4. Take the medication before going to bed at night.
- Take the medication with a full glass of water.
The nurse instructs the patient with a new prescription to treat hyperthyroidism and includes the importance of regular lab studies to monitor for bone marrow suppression, which can be an adverse effect of this drug. What drug is the nurse teaching the patient about?
1. Methimazole (Tapazole)
2. Propylthiouracil (PTU)
3. Sodium iodide I131 (Generic)
4. Potassium iodide (Thyro-Block)
- Methimazole (Tapazole)
A patient is seen in the clinic and diagnosed with hyperthyroidism. Potassium iodide is prescribed. The nurse reviews the patient’s medical record before administering the drug. What assessment finding would cause the nurse to alter the plan of care?

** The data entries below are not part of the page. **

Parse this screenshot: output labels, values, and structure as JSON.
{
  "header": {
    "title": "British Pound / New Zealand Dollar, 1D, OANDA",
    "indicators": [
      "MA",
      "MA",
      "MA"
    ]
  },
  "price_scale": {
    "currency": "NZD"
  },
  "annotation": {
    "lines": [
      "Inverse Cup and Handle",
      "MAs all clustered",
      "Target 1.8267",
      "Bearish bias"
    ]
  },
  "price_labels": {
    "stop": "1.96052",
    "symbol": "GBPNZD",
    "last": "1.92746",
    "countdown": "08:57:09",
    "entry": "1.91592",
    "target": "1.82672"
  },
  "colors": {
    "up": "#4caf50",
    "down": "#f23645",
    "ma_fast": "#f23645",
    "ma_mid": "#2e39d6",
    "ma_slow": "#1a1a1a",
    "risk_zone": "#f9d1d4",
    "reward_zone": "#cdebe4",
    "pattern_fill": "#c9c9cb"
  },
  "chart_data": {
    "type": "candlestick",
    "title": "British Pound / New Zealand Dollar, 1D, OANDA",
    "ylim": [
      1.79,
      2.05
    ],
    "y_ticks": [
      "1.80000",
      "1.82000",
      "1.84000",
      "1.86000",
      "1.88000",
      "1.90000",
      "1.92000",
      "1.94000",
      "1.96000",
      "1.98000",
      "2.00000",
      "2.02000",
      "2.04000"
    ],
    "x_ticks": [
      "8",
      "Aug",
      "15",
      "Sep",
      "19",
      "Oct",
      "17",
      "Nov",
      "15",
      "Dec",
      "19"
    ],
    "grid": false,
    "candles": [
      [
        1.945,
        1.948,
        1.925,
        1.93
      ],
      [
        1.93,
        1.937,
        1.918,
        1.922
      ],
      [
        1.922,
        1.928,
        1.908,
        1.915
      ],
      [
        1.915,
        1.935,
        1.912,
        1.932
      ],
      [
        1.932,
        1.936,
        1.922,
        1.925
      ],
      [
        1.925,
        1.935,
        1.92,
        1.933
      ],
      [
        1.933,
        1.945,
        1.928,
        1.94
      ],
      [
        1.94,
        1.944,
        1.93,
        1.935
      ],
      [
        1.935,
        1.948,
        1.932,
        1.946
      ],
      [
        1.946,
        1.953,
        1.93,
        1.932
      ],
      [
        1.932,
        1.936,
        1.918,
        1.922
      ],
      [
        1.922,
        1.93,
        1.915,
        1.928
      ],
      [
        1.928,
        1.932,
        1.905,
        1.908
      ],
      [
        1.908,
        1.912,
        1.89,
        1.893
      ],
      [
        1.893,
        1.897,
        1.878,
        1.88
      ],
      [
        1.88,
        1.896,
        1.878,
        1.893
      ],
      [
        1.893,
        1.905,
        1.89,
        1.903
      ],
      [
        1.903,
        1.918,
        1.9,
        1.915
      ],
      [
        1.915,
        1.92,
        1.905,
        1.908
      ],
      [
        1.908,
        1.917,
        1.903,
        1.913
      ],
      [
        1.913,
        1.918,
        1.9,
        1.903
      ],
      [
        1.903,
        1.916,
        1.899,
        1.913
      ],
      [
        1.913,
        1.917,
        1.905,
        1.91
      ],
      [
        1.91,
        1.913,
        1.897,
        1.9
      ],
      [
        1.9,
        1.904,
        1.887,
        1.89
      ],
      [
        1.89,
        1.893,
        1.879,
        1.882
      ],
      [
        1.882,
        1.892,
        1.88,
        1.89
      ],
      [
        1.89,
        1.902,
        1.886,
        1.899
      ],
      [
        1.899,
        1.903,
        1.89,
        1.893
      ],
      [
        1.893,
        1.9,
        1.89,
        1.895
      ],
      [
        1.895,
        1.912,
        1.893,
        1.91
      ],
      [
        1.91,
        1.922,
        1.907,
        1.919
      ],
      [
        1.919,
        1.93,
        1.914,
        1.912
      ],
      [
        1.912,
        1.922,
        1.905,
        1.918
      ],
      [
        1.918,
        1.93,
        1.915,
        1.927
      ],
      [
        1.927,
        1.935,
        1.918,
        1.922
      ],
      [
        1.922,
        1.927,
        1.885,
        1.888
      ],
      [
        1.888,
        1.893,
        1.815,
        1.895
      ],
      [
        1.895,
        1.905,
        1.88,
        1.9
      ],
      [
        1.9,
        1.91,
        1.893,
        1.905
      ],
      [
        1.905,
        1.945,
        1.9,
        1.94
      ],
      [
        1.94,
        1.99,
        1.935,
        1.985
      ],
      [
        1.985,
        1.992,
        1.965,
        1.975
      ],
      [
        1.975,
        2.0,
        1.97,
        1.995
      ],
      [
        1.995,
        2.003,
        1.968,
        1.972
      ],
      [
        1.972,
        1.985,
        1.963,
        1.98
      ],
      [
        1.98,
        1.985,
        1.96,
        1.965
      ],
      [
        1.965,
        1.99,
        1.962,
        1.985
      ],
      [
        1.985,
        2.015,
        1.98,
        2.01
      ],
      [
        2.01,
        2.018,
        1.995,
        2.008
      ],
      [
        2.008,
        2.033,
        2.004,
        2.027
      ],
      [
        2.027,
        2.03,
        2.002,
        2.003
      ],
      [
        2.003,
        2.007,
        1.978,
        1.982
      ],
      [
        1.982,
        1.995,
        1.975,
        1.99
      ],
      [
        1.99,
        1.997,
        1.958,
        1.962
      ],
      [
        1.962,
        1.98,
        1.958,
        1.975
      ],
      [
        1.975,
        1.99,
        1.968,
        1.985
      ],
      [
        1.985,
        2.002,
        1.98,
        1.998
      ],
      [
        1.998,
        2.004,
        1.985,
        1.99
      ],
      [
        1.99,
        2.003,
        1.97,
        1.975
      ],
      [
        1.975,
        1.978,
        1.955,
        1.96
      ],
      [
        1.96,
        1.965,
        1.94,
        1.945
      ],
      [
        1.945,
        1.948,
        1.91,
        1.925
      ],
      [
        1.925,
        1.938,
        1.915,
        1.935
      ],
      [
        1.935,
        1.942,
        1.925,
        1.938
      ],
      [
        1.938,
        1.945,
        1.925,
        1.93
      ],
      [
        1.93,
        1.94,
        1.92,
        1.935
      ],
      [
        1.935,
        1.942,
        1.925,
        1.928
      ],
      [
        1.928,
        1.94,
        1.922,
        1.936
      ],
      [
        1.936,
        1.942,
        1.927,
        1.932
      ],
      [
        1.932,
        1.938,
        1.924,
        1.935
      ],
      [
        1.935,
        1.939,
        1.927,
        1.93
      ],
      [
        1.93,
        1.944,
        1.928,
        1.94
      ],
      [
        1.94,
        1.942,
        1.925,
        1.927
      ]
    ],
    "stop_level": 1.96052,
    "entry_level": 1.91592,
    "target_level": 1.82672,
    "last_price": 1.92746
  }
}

1. A daily walk of 3 miles a day
2. A low fat, low sodium diet
3. A bowel movement every 2 to 3 days
4. Digoxin 0.125 mg daily
- Digoxin 0.125 mg daily
A patient with Pagets disease calls the clinic and tells the nurse that she is experiencing flushing of the face and hands and a rash. The patient states that she is taking calcitonin, salmon (Calcimar) for her Pagets disease. What is the nurses best response?

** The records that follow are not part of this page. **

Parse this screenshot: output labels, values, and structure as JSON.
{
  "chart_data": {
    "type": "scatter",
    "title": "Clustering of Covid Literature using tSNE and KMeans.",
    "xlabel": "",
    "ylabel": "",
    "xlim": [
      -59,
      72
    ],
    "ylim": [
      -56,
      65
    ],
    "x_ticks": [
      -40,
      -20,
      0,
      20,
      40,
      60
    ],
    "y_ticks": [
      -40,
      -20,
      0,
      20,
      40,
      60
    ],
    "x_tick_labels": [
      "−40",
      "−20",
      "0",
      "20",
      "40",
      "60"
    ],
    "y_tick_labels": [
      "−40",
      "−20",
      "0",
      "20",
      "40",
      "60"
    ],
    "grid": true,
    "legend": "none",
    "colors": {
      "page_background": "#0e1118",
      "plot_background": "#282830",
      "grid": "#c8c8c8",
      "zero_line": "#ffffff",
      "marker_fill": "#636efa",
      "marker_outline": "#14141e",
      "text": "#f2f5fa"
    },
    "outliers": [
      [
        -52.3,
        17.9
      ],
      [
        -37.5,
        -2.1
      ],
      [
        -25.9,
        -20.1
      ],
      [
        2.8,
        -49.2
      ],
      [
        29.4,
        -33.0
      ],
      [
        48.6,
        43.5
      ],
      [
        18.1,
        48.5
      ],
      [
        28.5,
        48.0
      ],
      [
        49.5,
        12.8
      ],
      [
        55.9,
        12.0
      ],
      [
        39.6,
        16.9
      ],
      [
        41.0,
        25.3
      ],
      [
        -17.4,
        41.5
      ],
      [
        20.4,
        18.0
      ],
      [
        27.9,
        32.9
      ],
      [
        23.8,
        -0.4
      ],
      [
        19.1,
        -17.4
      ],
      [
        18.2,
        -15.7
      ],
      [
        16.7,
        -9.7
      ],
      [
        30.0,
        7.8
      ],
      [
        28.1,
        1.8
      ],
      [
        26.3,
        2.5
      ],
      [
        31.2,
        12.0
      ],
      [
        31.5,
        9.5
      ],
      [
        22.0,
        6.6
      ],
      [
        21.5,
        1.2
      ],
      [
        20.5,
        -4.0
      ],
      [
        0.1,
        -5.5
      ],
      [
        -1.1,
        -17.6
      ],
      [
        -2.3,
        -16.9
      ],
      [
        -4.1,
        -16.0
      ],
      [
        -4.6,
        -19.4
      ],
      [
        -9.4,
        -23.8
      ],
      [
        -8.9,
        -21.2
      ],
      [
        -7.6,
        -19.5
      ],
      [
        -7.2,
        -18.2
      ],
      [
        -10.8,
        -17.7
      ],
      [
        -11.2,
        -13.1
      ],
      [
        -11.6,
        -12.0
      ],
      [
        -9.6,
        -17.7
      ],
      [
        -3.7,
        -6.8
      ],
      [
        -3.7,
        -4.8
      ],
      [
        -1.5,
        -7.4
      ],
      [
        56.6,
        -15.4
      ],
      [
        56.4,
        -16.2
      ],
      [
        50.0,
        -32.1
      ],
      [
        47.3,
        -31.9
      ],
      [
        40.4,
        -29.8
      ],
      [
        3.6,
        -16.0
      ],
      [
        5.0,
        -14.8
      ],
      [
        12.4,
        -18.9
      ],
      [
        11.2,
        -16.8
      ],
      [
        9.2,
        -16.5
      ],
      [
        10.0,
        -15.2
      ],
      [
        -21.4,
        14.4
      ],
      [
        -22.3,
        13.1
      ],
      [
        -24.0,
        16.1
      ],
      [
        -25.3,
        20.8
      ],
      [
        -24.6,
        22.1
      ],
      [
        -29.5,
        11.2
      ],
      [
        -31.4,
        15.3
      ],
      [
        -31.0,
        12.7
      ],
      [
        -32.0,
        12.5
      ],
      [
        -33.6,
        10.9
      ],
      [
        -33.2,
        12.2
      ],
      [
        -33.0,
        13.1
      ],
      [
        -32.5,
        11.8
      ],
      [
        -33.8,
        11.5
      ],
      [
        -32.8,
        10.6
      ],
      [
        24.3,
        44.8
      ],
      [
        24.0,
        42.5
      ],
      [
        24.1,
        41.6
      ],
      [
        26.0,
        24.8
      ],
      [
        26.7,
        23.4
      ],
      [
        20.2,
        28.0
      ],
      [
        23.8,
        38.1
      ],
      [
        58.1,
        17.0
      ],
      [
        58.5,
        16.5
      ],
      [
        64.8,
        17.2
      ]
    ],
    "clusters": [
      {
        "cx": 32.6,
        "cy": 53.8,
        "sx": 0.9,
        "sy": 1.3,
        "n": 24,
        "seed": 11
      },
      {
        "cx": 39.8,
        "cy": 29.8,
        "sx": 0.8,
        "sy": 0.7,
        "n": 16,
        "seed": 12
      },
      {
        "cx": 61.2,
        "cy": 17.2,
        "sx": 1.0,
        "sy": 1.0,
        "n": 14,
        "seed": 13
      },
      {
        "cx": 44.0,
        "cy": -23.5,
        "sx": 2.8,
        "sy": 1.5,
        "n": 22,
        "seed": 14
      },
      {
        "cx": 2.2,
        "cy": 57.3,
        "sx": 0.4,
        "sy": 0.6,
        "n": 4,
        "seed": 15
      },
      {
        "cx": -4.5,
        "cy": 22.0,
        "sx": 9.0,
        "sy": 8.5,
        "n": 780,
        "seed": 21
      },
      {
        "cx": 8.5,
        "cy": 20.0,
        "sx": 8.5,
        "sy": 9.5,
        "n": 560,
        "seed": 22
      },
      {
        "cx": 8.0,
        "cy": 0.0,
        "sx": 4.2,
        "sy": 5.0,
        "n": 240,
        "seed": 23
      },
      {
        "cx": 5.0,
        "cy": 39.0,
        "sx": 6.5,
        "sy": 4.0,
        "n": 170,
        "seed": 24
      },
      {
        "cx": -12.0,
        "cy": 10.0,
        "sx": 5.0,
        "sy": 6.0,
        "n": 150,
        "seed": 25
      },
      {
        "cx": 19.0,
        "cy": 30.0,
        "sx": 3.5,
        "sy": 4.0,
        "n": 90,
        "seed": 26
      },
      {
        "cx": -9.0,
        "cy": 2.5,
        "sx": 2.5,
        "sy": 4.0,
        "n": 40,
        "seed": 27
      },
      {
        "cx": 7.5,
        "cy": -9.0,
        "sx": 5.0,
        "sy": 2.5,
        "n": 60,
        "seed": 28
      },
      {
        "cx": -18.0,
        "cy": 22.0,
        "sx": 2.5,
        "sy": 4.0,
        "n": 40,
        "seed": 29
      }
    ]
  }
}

1. We expected this to happen. Just ignore it and please do not worry about it.
2. You will need to see the doctor immediately. Come in as soon as possible.
3. This is a common adverse effect of your medication that will lessen with time.
4. This is a serious adverse effect. Stop taking the drug and see the doctor today.
- This is a common adverse effect of your medication that will lessen with time.
The nurse admits an elderly patient in thyroid crisis for whom surgery is not an option. What antithyroid drug would the nurse expect will be ordered?
1. Methimazole (Tapazole)
2. Radioactive iodine (Generic)
3. Propylthiouracil (PTU)
4. Potassium iodide (Thyro-Block)
- Radioactive iodine (Generic)
After administering propylthiouracil (PTU), what effect would the nurse anticipate the drug will have in the patient’s body?
1. To destroy part of the thyroid gland
2. To inhibit production of thyroid hormone in the thyroid gland
3. To suppress the anterior pituitary glands secretion of thyroid-stimulating hormone (TSH)
4. To suppress the hypothalamuss production of thyrotropin-releasing hormone (TRH)
- To inhibit production of thyroid hormone in the thyroid gland
What assessment findings would the nurse expect to see in a patient who overdosed on levothyroxine (Synthroid)?
1. Nervousness, tachycardia, tremors
2. Somnolence, bradycardia, paresthesia
3. Hyperglycemia, hypertension, edema
4. Buffalo hump, constipation, sodium loss
- Nervousness, tachycardia, tremors
The nurse, developing a care plan for a patient diagnosed with hypothyroidism, creates what appropriate nursing diagnosis?
1. Imbalanced nutrition: Less than body requirements
2. Ineffective thermoregulation: Excess or ineffective airway clearance
3. Decreased cardiac output
4. Ineffective airway clearance
- Decreased cardiac output
A patient is diagnosed with a simple goiter and asks the nurse what caused it. What is the nurses best response?
1. A goiter is the result of too much thyroxine.
2. A goiter is the result of a chloride deficiency.
3. A goiter is the result of too much TSH.
4. A goiter is the result of an iodine deficiency.
- A goiter is the result of too much TSH.